How to get creative with modular spring reverbs

Put the clock back a few decades and even the synths of the '70s had built-in effects. And they were as analogue as you can get…

In ancient days of yore, when synths were wooden and cost as much as a house, synth manufacturers were presented with the problem that the Hammond Organ company once faced in the '30s: how to make an organ at home sound like an organ in a cathedral, as ears were used to hearing them in. And for the synthesists it was a bigger shortcoming - a total lack of ambience coming from the raw output.

If you think about it, 20th century ears were the first to hear sound without any hint of an acoustic space wrapped around it and, then as now, a lot of dry synth can grate on the ears.

Back then, we needed electro-mechanical means to put the synth into space. Hammond had pioneered the use of hanging springs to simulate cathedrals in their home organs, leading to the Type 4 spring reverb tank in the '60s which made it possible to fit a mechanical reverberator inside a small case. Following in the footsteps of Fender, synthesists went for the spring.

Spring sounds

All solutions have their drawbacks. Spring reverbs don't really sound like acoustic spaces - acoustic spaces don't go 'pyoing' when you hit a drum in them. But spring reverbs can sound gorgeous and lush in their unique way, and that sound is intertwined with the history of electronic music. The Roland Space Echo had one, the Synthi A and VCS3 had one, the ARP2600 had one. And we can have one in our Eurorack too.

Let's bathe our beats in electro-mechanical reverb then perform a little open heart surgery…

There are numerous spring reverbs available in Eurorack, like the tricked-out Intellijel Springray, tubey Metasonix R-56, and more. One of the most affordable is the venerable Doepfer A-199, which packs a module and a three-coil Belton tank for well under £100, and it sounds great - lush, vibey and dense.

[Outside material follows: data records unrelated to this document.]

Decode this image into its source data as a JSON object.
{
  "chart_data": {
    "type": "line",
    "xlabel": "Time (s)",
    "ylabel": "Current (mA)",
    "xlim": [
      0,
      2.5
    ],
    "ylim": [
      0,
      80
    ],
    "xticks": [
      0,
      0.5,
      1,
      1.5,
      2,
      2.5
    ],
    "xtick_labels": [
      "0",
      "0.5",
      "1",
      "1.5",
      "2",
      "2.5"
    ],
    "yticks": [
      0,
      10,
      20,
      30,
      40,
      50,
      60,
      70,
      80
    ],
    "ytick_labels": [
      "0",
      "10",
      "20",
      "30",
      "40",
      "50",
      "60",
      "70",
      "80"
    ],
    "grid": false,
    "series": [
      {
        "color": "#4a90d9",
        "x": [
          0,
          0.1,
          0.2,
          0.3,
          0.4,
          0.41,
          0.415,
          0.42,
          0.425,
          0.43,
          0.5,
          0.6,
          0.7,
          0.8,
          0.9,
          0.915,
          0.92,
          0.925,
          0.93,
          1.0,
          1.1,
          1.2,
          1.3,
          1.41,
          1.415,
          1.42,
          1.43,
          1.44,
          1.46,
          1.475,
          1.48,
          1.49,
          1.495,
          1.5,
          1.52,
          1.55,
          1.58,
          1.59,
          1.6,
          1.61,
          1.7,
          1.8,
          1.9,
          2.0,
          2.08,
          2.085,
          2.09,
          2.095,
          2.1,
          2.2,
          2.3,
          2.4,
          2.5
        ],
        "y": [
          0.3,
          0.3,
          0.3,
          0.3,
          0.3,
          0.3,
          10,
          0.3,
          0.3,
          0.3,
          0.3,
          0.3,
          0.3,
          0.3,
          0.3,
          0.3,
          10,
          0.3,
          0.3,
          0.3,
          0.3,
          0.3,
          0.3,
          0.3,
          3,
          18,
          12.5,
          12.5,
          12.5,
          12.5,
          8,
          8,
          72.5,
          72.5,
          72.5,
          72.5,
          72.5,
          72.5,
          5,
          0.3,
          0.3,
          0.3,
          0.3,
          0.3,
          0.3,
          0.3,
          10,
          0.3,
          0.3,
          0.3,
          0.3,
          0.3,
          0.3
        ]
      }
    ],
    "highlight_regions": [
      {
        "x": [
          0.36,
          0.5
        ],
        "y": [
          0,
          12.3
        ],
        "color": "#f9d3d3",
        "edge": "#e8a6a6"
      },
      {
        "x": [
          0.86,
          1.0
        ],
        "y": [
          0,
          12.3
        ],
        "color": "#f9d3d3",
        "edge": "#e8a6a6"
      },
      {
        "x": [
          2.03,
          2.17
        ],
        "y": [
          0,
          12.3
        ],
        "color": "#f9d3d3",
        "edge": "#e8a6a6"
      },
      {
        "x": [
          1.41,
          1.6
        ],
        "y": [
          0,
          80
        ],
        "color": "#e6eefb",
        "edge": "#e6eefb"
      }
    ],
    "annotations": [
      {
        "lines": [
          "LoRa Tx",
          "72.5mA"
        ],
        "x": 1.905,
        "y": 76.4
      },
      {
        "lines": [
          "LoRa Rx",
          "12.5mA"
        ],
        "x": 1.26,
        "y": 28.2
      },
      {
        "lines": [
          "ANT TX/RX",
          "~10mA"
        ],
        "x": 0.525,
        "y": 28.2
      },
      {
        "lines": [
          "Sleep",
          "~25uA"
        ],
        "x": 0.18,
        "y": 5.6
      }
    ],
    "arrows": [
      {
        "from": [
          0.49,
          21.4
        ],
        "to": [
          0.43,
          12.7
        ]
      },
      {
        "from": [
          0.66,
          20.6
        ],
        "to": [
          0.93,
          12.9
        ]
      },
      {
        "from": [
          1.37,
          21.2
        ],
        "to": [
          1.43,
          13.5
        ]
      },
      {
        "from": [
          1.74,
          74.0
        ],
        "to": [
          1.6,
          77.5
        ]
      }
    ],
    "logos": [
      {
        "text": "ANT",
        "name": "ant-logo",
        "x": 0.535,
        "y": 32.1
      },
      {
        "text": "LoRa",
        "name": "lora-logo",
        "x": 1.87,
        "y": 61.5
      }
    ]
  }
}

Tank placement is all important to reduce interference and hum. Try outside the case to get acceptable noise - which is cool since you're actually able to touch, scrape and ping the springs themselves to mad effect.

Most spring reverbs have feedback paths letting you self-oscillate them into tones, and best of all put external modules into that path to turn an effect into an instrument. Let's bounce...

Step 1: Patch sound into the spring. Bathe in its dark pseudo hall sound. Adjust emphasis to bring brightness and presence. Record full wet in multiple passes and then stack, offset and spread different passes in your DAW for lush stereo ambience.

Step 2: Turn up feedback and hear the runaway tone generation. No need for an input signal! Patch Reverb Out > a Bandpass Filter and Filter Out > Ext Feedback In. The filter will make specific frequencies sing, sweeping filter tunes the pitch.

Step 3: Take this further. Modulate or sequence the filter, put a VCA in the feedback path and modulate that with an LFO, recording the results. Scrape, squeeze and ping the springs themselves, adding delay if you have it. Fill your sampler up.